Microsoft may have sold some 1.4 million Windows Phone units in the platform’s first year of release, according to analyst Horace Dediu.
Compare that to the 1.723 million smartphones that research firm Gartner estimates Microsoft sold in 2011 (a number that includes both Windows Phone and the now-antiquated Windows Mobile). Moreover, Dediu feels that Microsoft has taken the wrong approach to marketing Windows Phone.
“The dependence on a complex value network means that products do not reach users quickly enough and when they do the marketing message is weak, even when backed by large budgets,” he wrote in an Oct. 12 posting on his Asymco Website. “The real problem with Microsoft’s approach is that it’s neither viral like Android (because it has a price and a contract associated with it) nor is it focused and agile like Apple’s.”
In other words, he added, “it seems to suffer from the worst aspects of modularity (market lag) without benefitting from the control over the ecosystem and end user experience that differentiates it.”

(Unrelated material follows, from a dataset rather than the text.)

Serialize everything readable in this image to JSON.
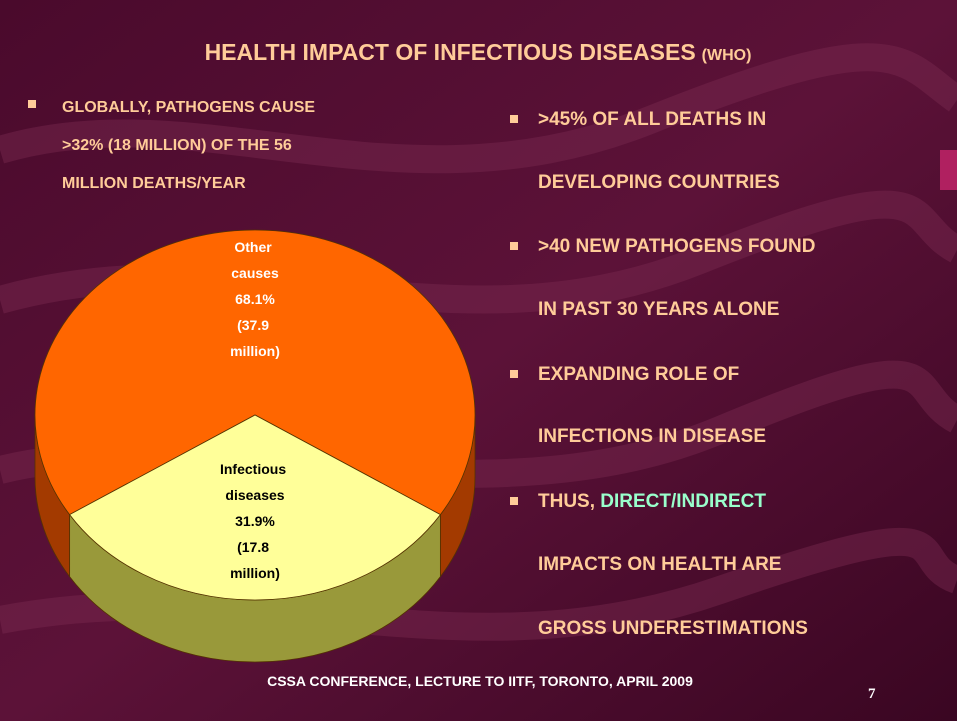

Although it’s declined to release exact sales figures, Microsoft nonetheless acknowledges Windows Phone’s soft market performance. “It was under a year ago that we launched the first Windows Phone,” Microsoft CEO Steve Ballmer told an audience of media and executives at this year’s financial analyst meeting. “We haven’t sold quite as many probably as I would have hoped in the first year.”
Nonetheless, Microsoft is gearing up for a significant Windows Phone push in months ahead, starting with the Sept. 27 release of its wide-ranging “Mango” update. The company hopes that Mango’s 500 new tweaks and features could give the platform the momentum it needs with consumers to more effectively combat Apple’s iOS and Google Android. Apple’s latest iPhone, the iPhone 4S, racked up a million preorders in its first 24 hours of availability.
In addition, Microsoft has signed significant deals with companies such as Nokia to produce a wide variety of Windows Phone Mango devices. Other partners include Samsung, HTC, LG Electronics, Acer and ZTE, all of which will likely obey Microsoft’s minimum hardware requirements while giving their own unique spins on their respective smartphones. Dual-core and LTE devices are supposedly in the pipeline.
In an Oct. 11 interview with The Seattle Times, Windows Phone division President Andy Lees knocked Android, which he predicted would enter a “chaotic phase” of increased fragmentation across multiple platforms. “If you’ve used some of the (Android) phones, some of them are great, but some of them are not great,” he told the newspaper. “But it’s random.”